I came up with the following ideas to tie strength and different weaponry to how effective they are in combat. The main goal is to give players a sense of progression, without inflating the 'dice pool' to heavily.
So on this chart you cross refence your weapon to your strength, this shows how many dice you roll. I was planning on having weapon cards have a mini table (basically a single row showing how strength effects THAT weapons damage). Weapons do have other attributes ontop of this, but as a means to determine what you roll I was hoping this made sense.
Some feedback didn't care for it though (no playtesting yet).
The next alternative was all weapons had a fixed dice value, so a short sword is say 3, a battle axe is 5, etc.

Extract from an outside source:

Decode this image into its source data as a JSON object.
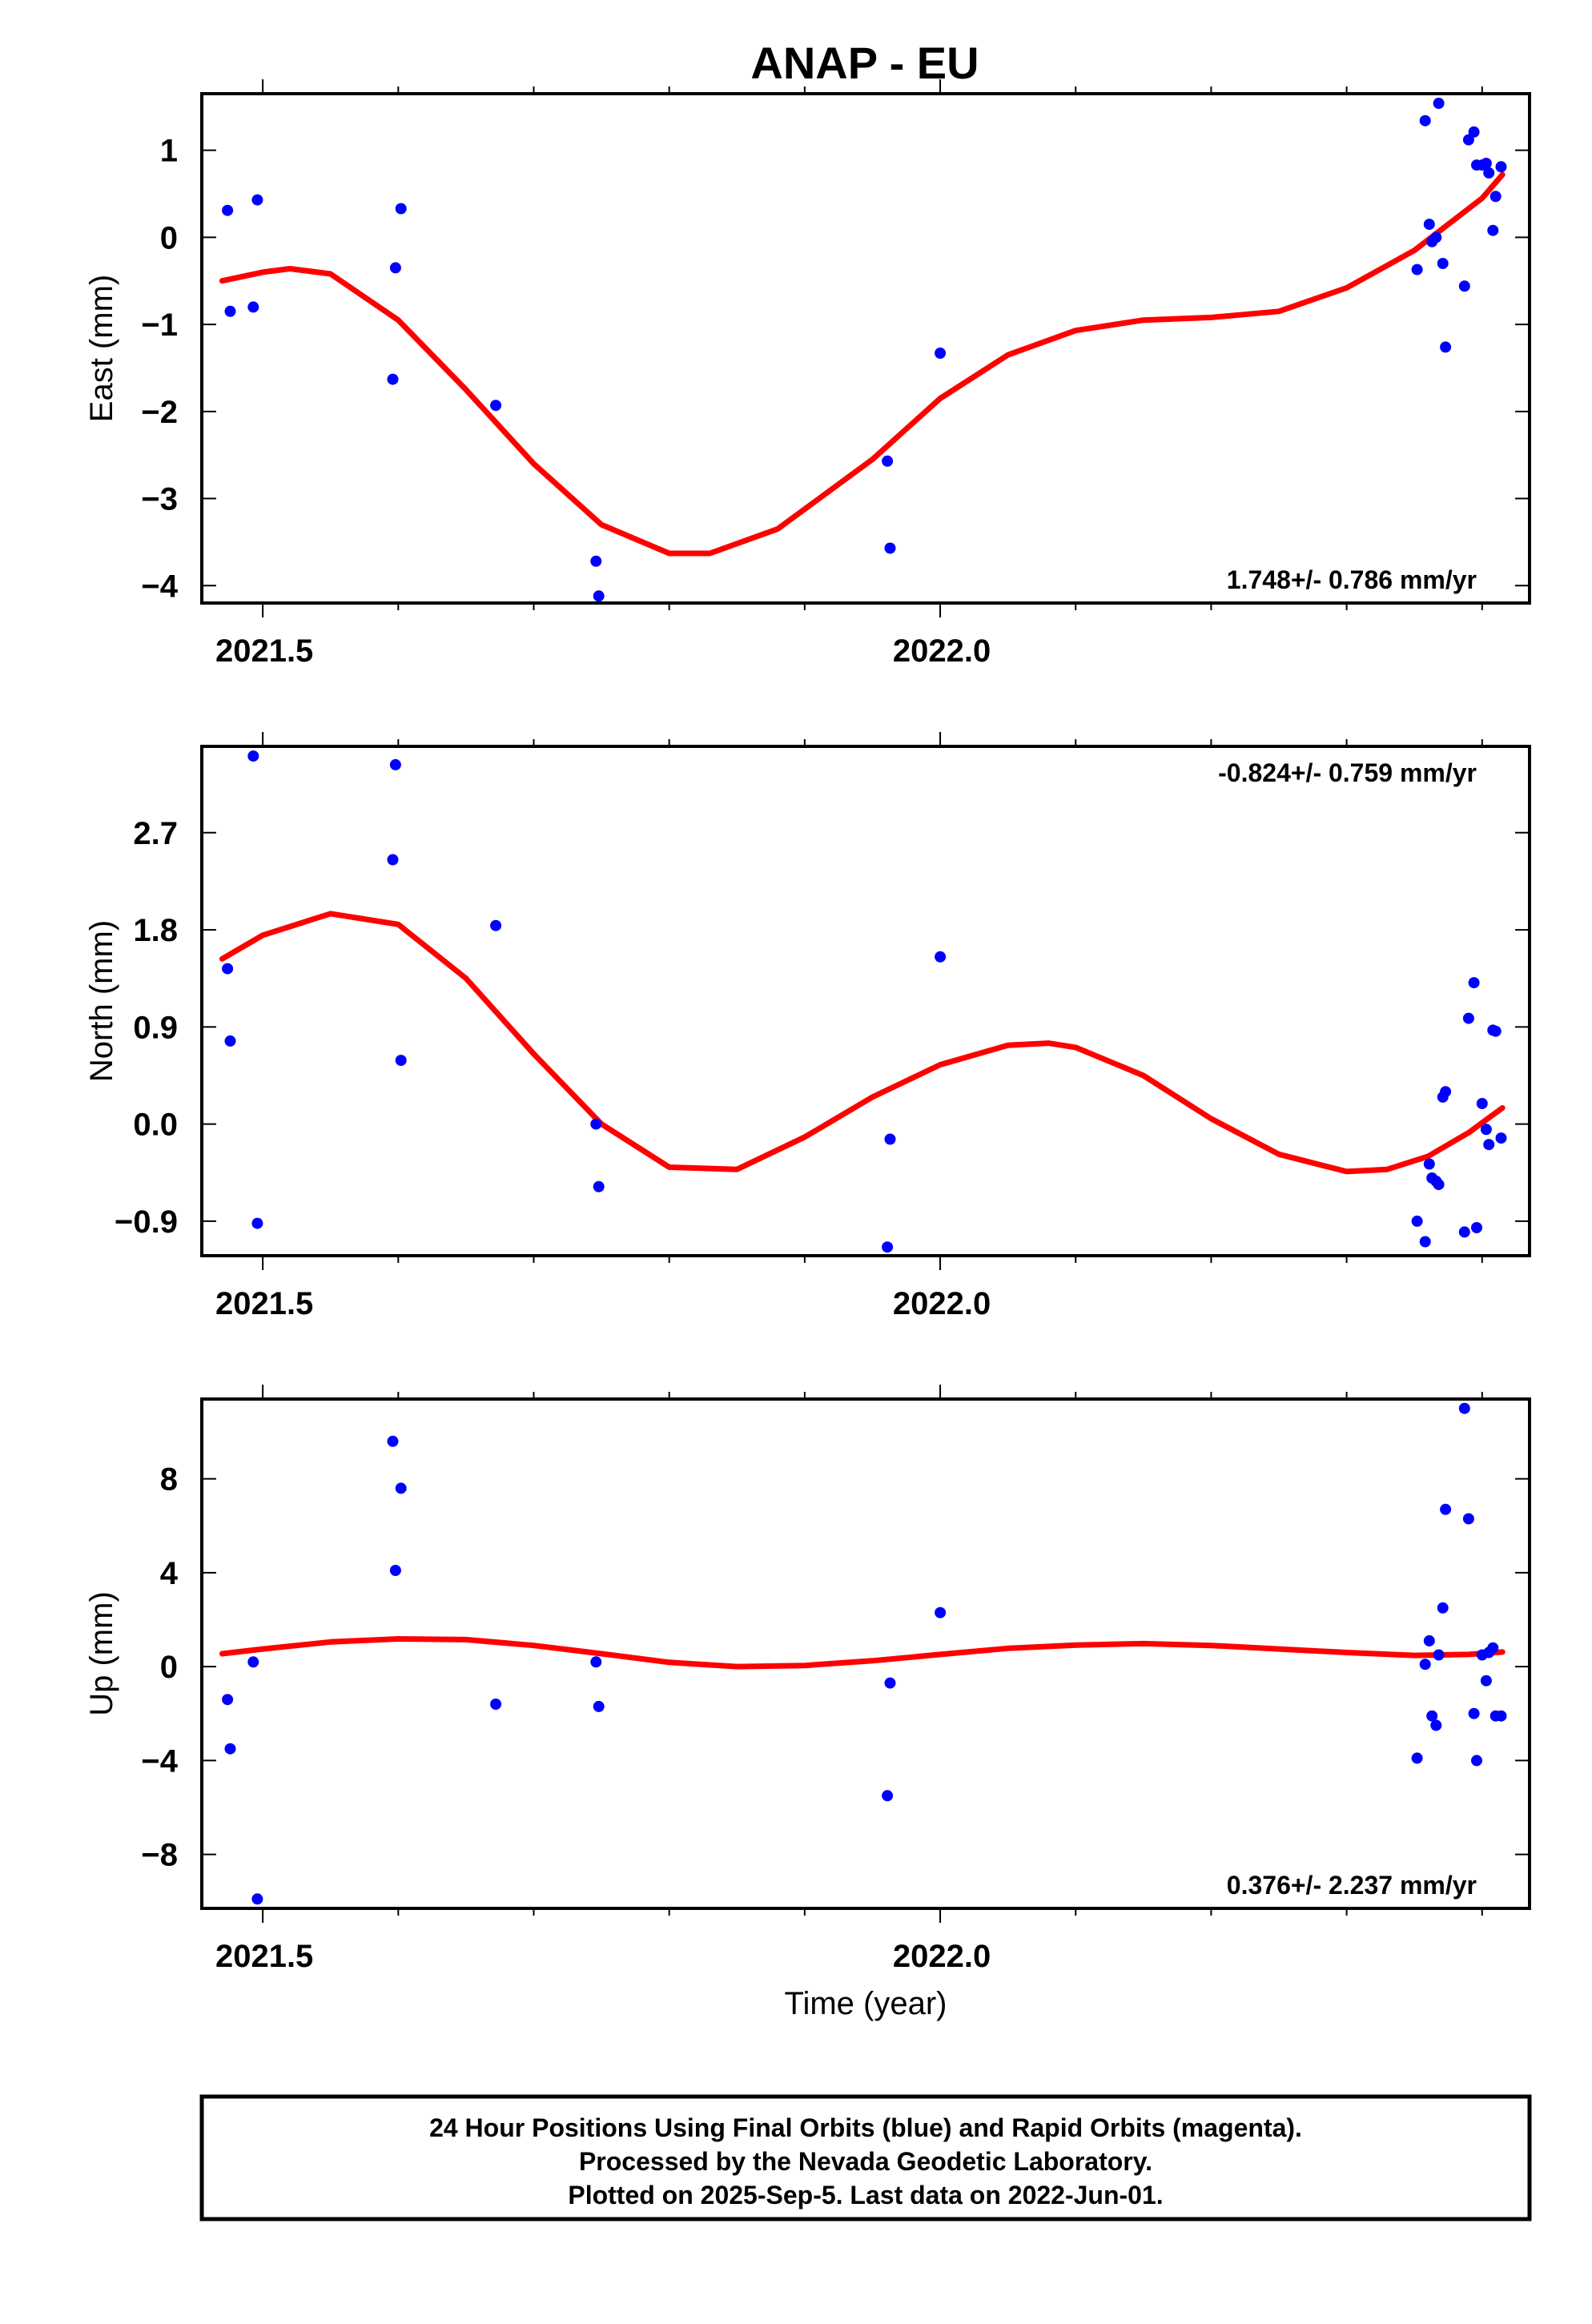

And some what D&D'sque your strength attribute would apply a 'bonus' via this table.
The final alternative I came up with is that the dice rolled in an attack are based directly off an adventurer's strength and are modified by a the weapon used. -1 Unarmed, 0 Light Weapons (Daggers, Staves), +1 Medium Weapons (Short Swords, Maces, Spears), +2 Heavy Weapons (Broad Swords, Halberds) and +3 Two-Handed weapons (Battle-Axes, Great Swords). The problem with this one is it hits my first concern of inflating the dice pool a bit to much.
Any feedback/suggestions would be great, and if a particular mechanic appeals more than the others.
Edit: Sorry, not up on how images and formatting work out on this forum.
I'll be honest. The D&D style damage difference is supposed to be a feature, I wanted to have that feeling of getting different weapons provides a rewarding boost - to capture that aspect of an RPG.
There is actually some rules for edged, blunt, piercing, but I was leaving those out of the post for the moment.